- Education: University of California, Berkeley M.S., Ph.D. (1988) North Carolina State University B.S. (1978)
- Scientific career
- Fields: Electron paramagnetic resonance, Bioinorganic chemistry
- Workplaces: University of California, Davis (1989–present)
- Thesis: Electron Spin Echo Spectroscopy of Photosynthesis (1988)
- Doctoral advisor: Melvin P. Klein
- Website: brittepr.ucdavis.edu

= R. David Britt =

American scientist

R. David Britt is the Winston Ko Chair and Distinguished Professor of Chemistry at the University of California, Davis. Britt uses electron paramagnetic resonance (EPR) spectroscopy to study metalloenzymes and enzymes containing organic radicals in their active sites. Britt is the recipient of multiple awards for his research, including the Bioinorganic Chemistry Award in 2019 and the Bruker Prize in 2015 from the Royal Society of Chemistry. He has received a Gold Medal from the International EPR Society (2014), and the Zavoisky Award from the Kazan Scientific Center of the Russian Academy of Sciences (2018). He is a Fellow of the American Association for the Advancement of Science and of the Royal Society of Chemistry.

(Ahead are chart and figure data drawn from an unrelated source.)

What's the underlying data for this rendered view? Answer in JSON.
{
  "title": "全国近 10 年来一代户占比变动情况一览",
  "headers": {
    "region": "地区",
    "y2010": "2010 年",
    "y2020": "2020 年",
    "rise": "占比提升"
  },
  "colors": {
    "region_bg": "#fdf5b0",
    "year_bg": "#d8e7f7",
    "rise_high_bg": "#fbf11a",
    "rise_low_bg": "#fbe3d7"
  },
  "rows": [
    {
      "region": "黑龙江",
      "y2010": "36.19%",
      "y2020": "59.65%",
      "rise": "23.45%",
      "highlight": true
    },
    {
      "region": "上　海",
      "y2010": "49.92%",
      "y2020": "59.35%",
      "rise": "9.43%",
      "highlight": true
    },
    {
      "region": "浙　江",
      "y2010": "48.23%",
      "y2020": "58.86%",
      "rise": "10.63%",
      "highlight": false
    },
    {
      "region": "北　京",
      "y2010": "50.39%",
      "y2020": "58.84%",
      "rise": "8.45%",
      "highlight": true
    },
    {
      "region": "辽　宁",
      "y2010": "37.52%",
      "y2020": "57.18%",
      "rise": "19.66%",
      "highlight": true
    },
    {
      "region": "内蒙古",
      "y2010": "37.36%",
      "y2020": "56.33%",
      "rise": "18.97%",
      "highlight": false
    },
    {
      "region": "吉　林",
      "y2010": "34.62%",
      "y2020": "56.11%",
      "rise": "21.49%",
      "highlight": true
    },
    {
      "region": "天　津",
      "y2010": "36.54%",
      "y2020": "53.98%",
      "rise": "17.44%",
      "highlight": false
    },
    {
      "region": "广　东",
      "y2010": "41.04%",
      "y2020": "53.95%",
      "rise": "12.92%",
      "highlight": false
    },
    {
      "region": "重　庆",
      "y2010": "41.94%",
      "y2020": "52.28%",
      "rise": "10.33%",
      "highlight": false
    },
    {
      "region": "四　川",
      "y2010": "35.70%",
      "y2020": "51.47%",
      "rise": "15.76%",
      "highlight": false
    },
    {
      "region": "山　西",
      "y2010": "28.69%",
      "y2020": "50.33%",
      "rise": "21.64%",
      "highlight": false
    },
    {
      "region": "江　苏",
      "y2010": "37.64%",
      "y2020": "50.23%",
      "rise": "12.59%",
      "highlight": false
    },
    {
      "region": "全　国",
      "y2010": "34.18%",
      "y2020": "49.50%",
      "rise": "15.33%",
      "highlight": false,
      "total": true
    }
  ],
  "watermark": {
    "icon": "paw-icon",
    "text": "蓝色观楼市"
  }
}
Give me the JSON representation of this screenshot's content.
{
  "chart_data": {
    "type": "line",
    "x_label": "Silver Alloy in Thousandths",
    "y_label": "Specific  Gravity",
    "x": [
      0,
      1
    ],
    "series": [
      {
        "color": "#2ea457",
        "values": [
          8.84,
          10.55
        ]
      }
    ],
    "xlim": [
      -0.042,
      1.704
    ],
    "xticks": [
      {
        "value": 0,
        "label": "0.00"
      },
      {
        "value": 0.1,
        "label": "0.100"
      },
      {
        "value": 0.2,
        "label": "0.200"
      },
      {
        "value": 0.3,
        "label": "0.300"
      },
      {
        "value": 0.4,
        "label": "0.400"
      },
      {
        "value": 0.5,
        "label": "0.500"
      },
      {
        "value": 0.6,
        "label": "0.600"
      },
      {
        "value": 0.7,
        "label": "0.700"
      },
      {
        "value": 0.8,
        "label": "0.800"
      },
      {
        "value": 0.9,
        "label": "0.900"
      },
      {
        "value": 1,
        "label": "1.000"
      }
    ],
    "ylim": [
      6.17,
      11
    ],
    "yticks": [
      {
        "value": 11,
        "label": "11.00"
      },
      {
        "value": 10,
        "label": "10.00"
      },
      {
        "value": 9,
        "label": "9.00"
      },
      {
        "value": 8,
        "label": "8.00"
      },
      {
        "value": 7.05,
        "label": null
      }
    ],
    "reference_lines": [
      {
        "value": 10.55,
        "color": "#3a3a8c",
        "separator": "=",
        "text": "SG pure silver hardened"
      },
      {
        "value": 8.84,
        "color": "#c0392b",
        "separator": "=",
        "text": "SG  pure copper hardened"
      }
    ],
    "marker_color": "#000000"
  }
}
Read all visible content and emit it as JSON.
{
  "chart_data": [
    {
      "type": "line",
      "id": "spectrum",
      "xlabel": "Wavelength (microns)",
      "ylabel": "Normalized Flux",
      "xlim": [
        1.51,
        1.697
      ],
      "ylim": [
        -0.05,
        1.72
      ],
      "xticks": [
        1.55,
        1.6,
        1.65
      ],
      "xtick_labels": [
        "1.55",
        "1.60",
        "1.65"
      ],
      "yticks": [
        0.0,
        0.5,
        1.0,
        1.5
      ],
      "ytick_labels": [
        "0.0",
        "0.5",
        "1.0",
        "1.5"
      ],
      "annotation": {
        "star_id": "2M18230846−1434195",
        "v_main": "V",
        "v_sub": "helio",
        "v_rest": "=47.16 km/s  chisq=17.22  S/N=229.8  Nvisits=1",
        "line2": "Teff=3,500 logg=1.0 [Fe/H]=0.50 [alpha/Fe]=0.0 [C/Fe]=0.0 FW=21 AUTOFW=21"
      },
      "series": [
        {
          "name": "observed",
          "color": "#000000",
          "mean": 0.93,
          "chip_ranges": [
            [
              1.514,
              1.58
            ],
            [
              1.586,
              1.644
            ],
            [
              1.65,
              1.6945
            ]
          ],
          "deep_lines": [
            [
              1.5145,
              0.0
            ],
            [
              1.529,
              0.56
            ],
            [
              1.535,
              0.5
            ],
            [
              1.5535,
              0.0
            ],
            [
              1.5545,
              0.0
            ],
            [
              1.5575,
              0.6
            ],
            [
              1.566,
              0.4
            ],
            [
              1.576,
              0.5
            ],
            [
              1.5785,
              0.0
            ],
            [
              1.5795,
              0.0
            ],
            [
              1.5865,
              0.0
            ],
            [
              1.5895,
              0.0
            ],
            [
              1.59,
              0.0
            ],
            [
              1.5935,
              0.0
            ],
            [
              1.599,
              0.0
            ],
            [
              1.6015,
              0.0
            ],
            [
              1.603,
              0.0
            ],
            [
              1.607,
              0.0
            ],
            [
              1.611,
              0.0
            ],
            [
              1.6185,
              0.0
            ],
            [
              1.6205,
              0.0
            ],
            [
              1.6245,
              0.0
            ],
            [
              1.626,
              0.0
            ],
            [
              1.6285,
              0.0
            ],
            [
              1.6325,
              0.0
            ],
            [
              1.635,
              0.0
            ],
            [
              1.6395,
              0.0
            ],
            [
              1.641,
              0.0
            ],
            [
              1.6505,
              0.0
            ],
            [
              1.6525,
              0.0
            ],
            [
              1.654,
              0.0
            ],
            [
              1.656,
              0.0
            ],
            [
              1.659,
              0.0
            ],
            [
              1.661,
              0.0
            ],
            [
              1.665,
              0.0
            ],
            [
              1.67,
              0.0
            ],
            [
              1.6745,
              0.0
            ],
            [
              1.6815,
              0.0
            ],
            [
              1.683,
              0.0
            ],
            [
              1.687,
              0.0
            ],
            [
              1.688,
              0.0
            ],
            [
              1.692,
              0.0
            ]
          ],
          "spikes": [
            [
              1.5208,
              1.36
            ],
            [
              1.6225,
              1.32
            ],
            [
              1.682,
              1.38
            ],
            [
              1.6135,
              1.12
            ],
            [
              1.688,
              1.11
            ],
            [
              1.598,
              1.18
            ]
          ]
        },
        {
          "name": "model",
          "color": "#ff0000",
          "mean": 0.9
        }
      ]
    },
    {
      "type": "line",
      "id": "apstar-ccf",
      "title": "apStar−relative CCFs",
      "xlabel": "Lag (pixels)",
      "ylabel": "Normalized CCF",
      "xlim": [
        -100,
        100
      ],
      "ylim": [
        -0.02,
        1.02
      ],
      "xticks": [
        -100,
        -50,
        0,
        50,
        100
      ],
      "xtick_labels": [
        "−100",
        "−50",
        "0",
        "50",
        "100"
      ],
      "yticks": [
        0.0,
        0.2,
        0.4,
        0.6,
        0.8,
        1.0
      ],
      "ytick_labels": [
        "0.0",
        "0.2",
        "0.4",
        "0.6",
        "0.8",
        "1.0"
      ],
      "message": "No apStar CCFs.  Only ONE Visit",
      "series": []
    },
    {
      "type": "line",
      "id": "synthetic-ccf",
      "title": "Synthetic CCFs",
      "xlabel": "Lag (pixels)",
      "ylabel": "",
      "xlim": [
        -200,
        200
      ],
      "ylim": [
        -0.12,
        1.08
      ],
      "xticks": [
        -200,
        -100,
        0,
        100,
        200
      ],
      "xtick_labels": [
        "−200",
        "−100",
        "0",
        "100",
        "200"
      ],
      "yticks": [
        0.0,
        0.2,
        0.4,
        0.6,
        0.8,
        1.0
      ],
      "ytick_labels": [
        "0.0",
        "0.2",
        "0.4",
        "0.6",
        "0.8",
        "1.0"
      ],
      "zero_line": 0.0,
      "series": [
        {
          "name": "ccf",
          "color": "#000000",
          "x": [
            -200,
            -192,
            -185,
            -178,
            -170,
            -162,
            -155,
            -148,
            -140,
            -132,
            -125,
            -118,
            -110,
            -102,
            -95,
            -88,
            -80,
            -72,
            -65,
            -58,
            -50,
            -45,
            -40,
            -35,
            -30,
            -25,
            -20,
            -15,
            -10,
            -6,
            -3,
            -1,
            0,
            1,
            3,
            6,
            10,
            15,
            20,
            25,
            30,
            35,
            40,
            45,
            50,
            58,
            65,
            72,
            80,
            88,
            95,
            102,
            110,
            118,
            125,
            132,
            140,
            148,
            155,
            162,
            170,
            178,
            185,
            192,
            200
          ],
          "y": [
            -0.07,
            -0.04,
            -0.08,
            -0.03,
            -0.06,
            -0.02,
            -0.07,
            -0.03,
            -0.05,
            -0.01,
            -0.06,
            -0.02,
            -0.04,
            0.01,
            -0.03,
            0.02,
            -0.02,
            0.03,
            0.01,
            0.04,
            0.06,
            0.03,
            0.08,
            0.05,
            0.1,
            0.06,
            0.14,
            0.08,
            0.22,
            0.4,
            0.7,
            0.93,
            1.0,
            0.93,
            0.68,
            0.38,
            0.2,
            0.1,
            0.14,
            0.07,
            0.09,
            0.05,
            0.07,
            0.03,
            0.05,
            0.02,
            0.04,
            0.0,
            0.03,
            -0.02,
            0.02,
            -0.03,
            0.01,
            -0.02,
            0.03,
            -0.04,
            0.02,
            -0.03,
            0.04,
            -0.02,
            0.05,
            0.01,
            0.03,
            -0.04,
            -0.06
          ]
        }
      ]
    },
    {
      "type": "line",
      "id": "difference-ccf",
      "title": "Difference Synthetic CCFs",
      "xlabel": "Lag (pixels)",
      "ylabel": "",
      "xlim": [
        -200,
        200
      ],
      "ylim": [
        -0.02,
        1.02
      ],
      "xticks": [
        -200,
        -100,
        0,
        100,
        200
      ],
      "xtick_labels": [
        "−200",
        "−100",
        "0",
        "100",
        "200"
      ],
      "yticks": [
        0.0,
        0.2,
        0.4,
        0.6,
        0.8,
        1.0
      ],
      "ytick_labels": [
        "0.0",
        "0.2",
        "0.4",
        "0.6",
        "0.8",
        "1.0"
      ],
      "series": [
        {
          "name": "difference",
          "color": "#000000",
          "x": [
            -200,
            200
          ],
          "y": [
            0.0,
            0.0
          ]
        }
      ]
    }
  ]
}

== Early life and education ==
Britt studied at the North Carolina State University, graduating with his B.S. in physics in 1978. He completed his graduate studies in Physics at the University of California, Berkeley, graduating with his Ph.D. in 1988. At Berkeley, Britt worked in the laboratory of Prof. Melvin P. Klein as a NSF Graduate Research Fellow on the construction of a pulsed electron paramagnetic resonance (EPR) spectrometer. Britt was able to use the electron spin echo envelope modulation (ESEEM) technique with this spectrometer to study the molecular structure of the manganese-containing oxygen-evolving complex (OEC). Understanding of the OEC could improve our understanding of the mechanisms of the light-dependent reactions of photosynthesis, and could lead to the development of artificial photosynthesis.

== Independent career ==
Britt began his independent career at the University of California, Davis in 1989 as an assistant professor. He was promoted to associate professor in 1994, and to full professor in 1997. Since 2005, he has served as chair of the Department of Chemistry at Davis, and 2018 he was named the Winston Ko Professorship in Science Leadership.

== Research ==
Electron paramagnetic resonance (EPR) spectroscopy is a technique that measures the relaxation of unpaired electron spins in an applied magnetic field. This technique is particularly useful for studying the mechanism of catalysis of metalloenzymes and enzymes containing organic radicals, as these mechanistic intermediates often contain unpaired electrons and thus give a distinct EPR signal. Enzymatic systems that the Britt group studies include the oxygen-evolving complex of photosystem II, the H_{2}-producing [[Hydrogenase|[FeFe] hydrogenases]], nitrogenases, and radical SAM enzymes.

With then-postdoctoral scholar Stefan Stoll, Britt developed EasySpin, an open-source MATLAB software toolbox for simulating and fitting a wide range of EPR spectra.

Britt has collaborated with many synthetic chemists and biologists, including Daniel G. Nocera, Philip P. Power, Michael A. Marletta, Elizabeth M. Nolan, William H. Casey, and Judith P. Klinman.